Die anfängliche Jahreskapazität am Standort Blohm+Voss liegt bei rund 200 Einheiten. Naval-Systems-CEO Tim Wagner zufolge lässt sich die Fertigung bei entsprechender Auftragslage auf bis zu 1.000 Einheiten jährlich steigern – bei Dreischichtbetrieb. Rheinmetall hatte die Übernahme des Marineunternehmens NVL, zu dem auch Blohm+Voss gehört, Anfang März 2026 abgeschlossen. Verkäufer war die Bremer Werftengruppe Lürssen. Der Standort soll zum nationalen Leit- und Technologiezentrum für unbemannte und autonome maritime Systeme ausgebaut werden.

Kraken Technology Group bringt in das Gemeinschaftsunternehmen technologisches Know-how aus der Entwicklung leistungsstarker Hochgeschwindigkeitsboote ein, während Rheinmetall Naval Systems die industriellen Fertigungs- und Integrationskapazitäten stellt.

Kraken Technology Group: Wachsender Auftragsbestand

Die Partnerschaft mit Rheinmetall fügt sich in eine Serie von Vertragsabschlüssen des britischen Unternehmens ein. Im März 2026 erhielt Kraken Technology Group vom britischen Verteidigungsministerium einen Auftrag im Wert von 12,3 Millionen Pfund zur Lieferung von 20 USV für die Royal Navy. Die Boote sollen im Rahmen des sogenannten Project Beehive unter anderem beim 47 Commando Royal Marines für Ausbildung und taktische Entwicklung eingesetzt werden. 

Bereits im November 2025 hatte das Unternehmen von der US Special Operations Command (USSOCOM) einen Auftrag über bis zu 49 Millionen US-Dollar erhalten, um neue unbemannte Oberflächen- und Unterwasserfahrzeugtechnologien zu entwickeln. Kraken hat damit innerhalb kurzer Zeit Kunden in Großbritannien, den USA und im NATO-Umfeld gewonnen.

Wachsender Markt für maritime Drohnen

Der Produktionsstart in Hamburg spiegelt einen breiteren internationalen Trend wider. Mehrere NATO-Staaten investieren derzeit in unbemannte Marineplattformen, um ihre konventionellen Flotten zu ergänzen. Die US Navy hat im Rahmen ihres sogenannten „Golden Fleet“-Programms Mittel in Höhe von rund 2,1 Milliarden US-Dollar für mittlere USV eingeplant, um die Fähigkeiten ihrer Flotte zu erweitern. 

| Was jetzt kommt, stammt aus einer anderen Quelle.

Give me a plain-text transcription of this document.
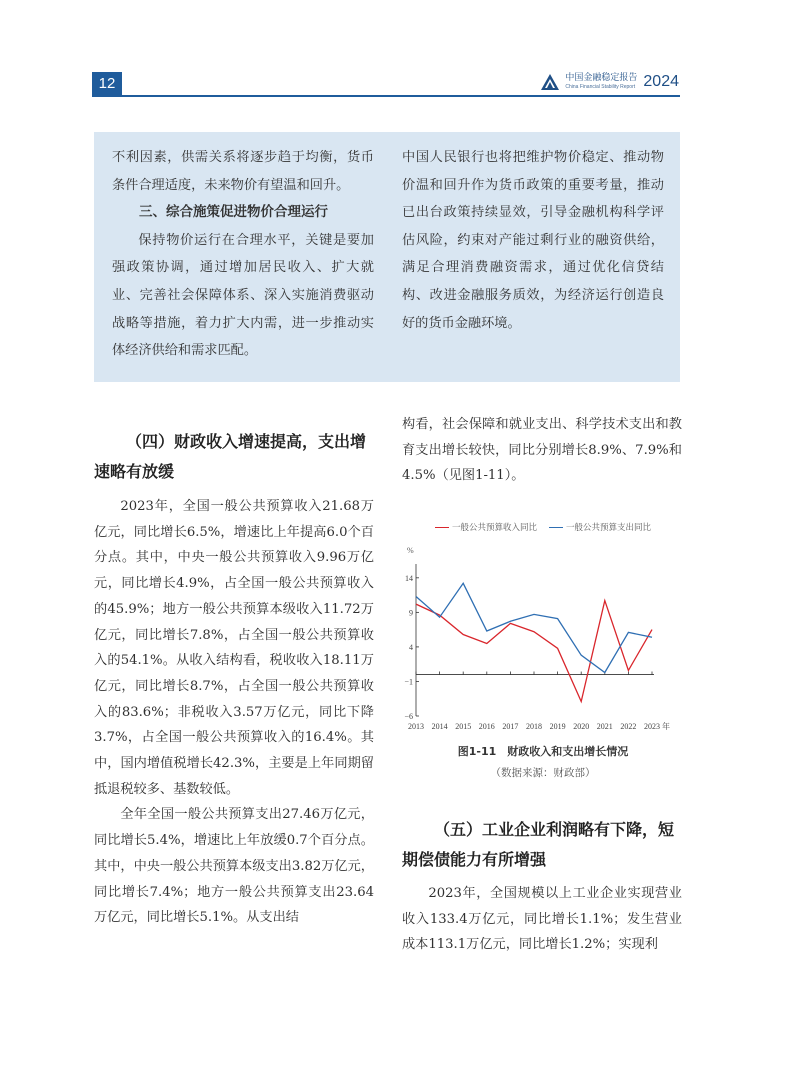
12	中国金融稳定报告
China Financial Stability Report 2024

不利因素，供需关系将逐步趋于均衡，货币条件合理适度，未来物价有望温和回升。

三、综合施策促进物价合理运行

保持物价运行在合理水平，关键是要加强政策协调，通过增加居民收入、扩大就业、完善社会保障体系、深入实施消费驱动战略等措施，着力扩大内需，进一步推动实体经济供给和需求匹配。

中国人民银行也将把维护物价稳定、推动物价温和回升作为货币政策的重要考量，推动已出台政策持续显效，引导金融机构科学评估风险，约束对产能过剩行业的融资供给，满足合理消费融资需求，通过优化信贷结构、改进金融服务质效，为经济运行创造良好的货币金融环境。

（四）财政收入增速提高，支出增速略有放缓

2023年，全国一般公共预算收入21.68万亿元，同比增长6.5%，增速比上年提高6.0个百分点。其中，中央一般公共预算收入9.96万亿元，同比增长4.9%，占全国一般公共预算收入的45.9%；地方一般公共预算本级收入11.72万亿元，同比增长7.8%，占全国一般公共预算收入的54.1%。从收入结构看，税收收入18.11万亿元，同比增长8.7%，占全国一般公共预算收入的83.6%；非税收入3.57万亿元，同比下降3.7%，占全国一般公共预算收入的16.4%。其中，国内增值税增长42.3%，主要是上年同期留抵退税较多、基数较低。

全年全国一般公共预算支出27.46万亿元，同比增长5.4%，增速比上年放缓0.7个百分点。其中，中央一般公共预算本级支出3.82万亿元，同比增长7.4%；地方一般公共预算支出23.64万亿元，同比增长5.1%。从支出结

构看，社会保障和就业支出、科学技术支出和教育支出增长较快，同比分别增长8.9%、7.9%和4.5%（见图1-11）。

一般公共预算收入同比	一般公共预算支出同比
%
14
9
4
−1
−6
2013 2014 2015 2016 2017 2018 2019 2020 2021 2022 2023 年
图1-11　财政收入和支出增长情况
（数据来源：财政部）
（五）工业企业利润略有下降，短期偿债能力有所增强

2023年，全国规模以上工业企业实现营业收入133.4万亿元，同比增长1.1%；发生营业成本113.1万亿元，同比增长1.2%；实现利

Perspektivisch plant Rheinmetall Naval Systems auch die Fertigung größerer Einheiten in Hamburg. CEO Tim Wagner nannte dabei ein sogenanntes Drohnenmutterschiff vom Typ NTV 130, das bis zu 20 K3-Boote transportieren und einsetzen könnte. Die Konstruktionsunterlagen seien abgeschlossen. 

Neben militärischen Anwendern zeigen dem Vernehmen nach auch internationale Behörden- und Sicherheitskunden Interesse an den Systemen.